Antes da aplicação definitiva da penalidade, o órgão de trânsito instaura um processo administrativo, garantindo ao motorista o direito à ampla defesa e ao contraditório. O condutor pode apresentar defesa prévia, recorrer em primeira instância junto à JARI e, posteriormente, em segunda instância ao CETRAN ou órgão competente.
Durante esse processo, muitos motoristas conseguem cancelar penalidades devido a erros formais nas autuações. Problemas como placa incorreta, inconsistências no local da infração, falhas em equipamentos de fiscalização ou notificações enviadas fora do prazo legal podem comprometer a validade do auto de infração. Por isso, analisar cuidadosamente a documentação recebida é fundamental antes de aceitar automaticamente a penalidade.
O período de suspensão varia conforme a gravidade da infração e a reincidência do condutor e em geral, a primeira suspensão pode durar de seis meses a um ano, enquanto casos de reincidência costumam gerar penalidades mais longas. Durante esse período, o motorista não pode conduzir qualquer veículo automotor.
Uma das situações mais graves ocorre quando o condutor decide dirigir mesmo com a CNH suspensa, além de responder por crime de trânsito, ele pode sofrer cassação da habilitação, ficando impedido de dirigir por dois anos e sendo obrigado a reiniciar todo o processo de habilitação, incluindo aulas, exames e provas teóricas e práticas.
É importante também compreender a diferença entre suspensão e cassação da CNH.
Na suspensão, o motorista perde temporariamente o direito de dirigir, podendo recuperá-lo após cumprir a penalidade e realizar o curso de reciclagem.
Já na cassação, a habilitação é cancelada definitivamente, obrigando o condutor a iniciar novamente todo o processo para obtenção da carteira de motorista.

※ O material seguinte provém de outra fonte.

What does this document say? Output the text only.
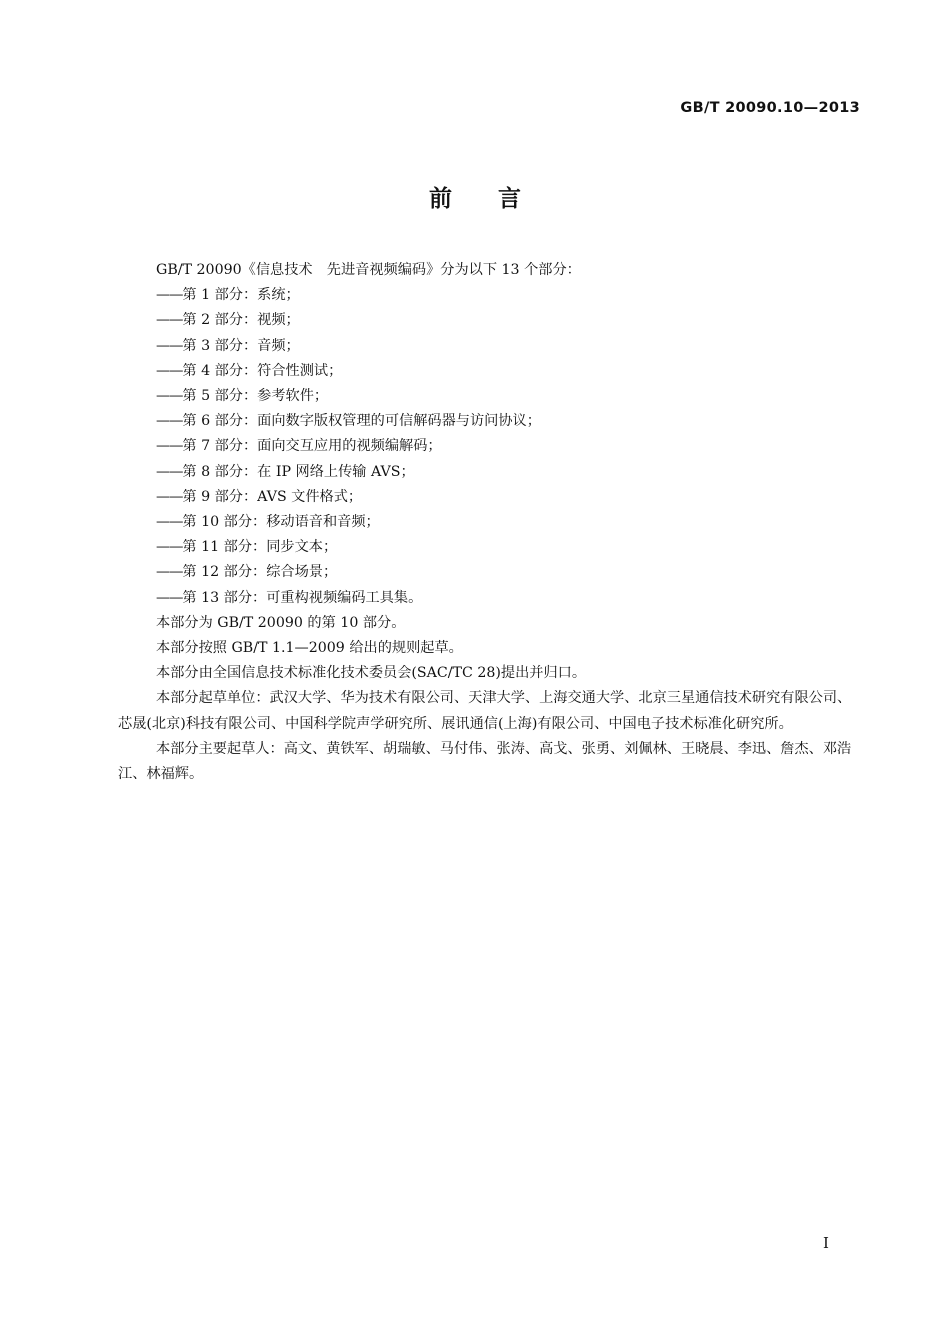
GB/T 20090.10—2013
前言

GB/T 20090《信息技术　先进音视频编码》分为以下 13 个部分：

——第 1 部分：系统；

——第 2 部分：视频；

——第 3 部分：音频；

——第 4 部分：符合性测试；

——第 5 部分：参考软件；

——第 6 部分：面向数字版权管理的可信解码器与访问协议；

——第 7 部分：面向交互应用的视频编解码；

——第 8 部分：在 IP 网络上传输 AVS；

——第 9 部分：AVS 文件格式；

——第 10 部分：移动语音和音频；

——第 11 部分：同步文本；

——第 12 部分：综合场景；

——第 13 部分：可重构视频编码工具集。

本部分为 GB/T 20090 的第 10 部分。

本部分按照 GB/T 1.1—2009 给出的规则起草。

本部分由全国信息技术标准化技术委员会(SAC/TC 28)提出并归口。

本部分起草单位：武汉大学、华为技术有限公司、天津大学、上海交通大学、北京三星通信技术研究有限公司、芯晟(北京)科技有限公司、中国科学院声学研究所、展讯通信(上海)有限公司、中国电子技术标准化研究所。

本部分主要起草人：高文、黄铁军、胡瑞敏、马付伟、张涛、高戈、张勇、刘佩林、王晓晨、李迅、詹杰、邓浩江、林福辉。

I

O curso de reciclagem, obrigatório nos casos de suspensão, possui caráter educativo e busca conscientizar o motorista sobre segurança viária, legislação de trânsito, direção defensiva e primeiros socorros, após concluir o curso e ser aprovado na avaliação teórica, o condutor pode recuperar o direito de dirigir.
Diante disso, fica evidente que a suspensão da CNH vai muito além de uma simples punição administrativa. Trata-se de uma medida voltada à preservação da segurança coletiva, buscando reduzir comportamentos perigosos nas vias públicas.
O trânsito exige responsabilidade constante, e atitudes como dirigir alcoolizado, utilizar celular ao volante ou adotar condutas agressivas colocam em risco não apenas o motorista, mas toda a sociedade.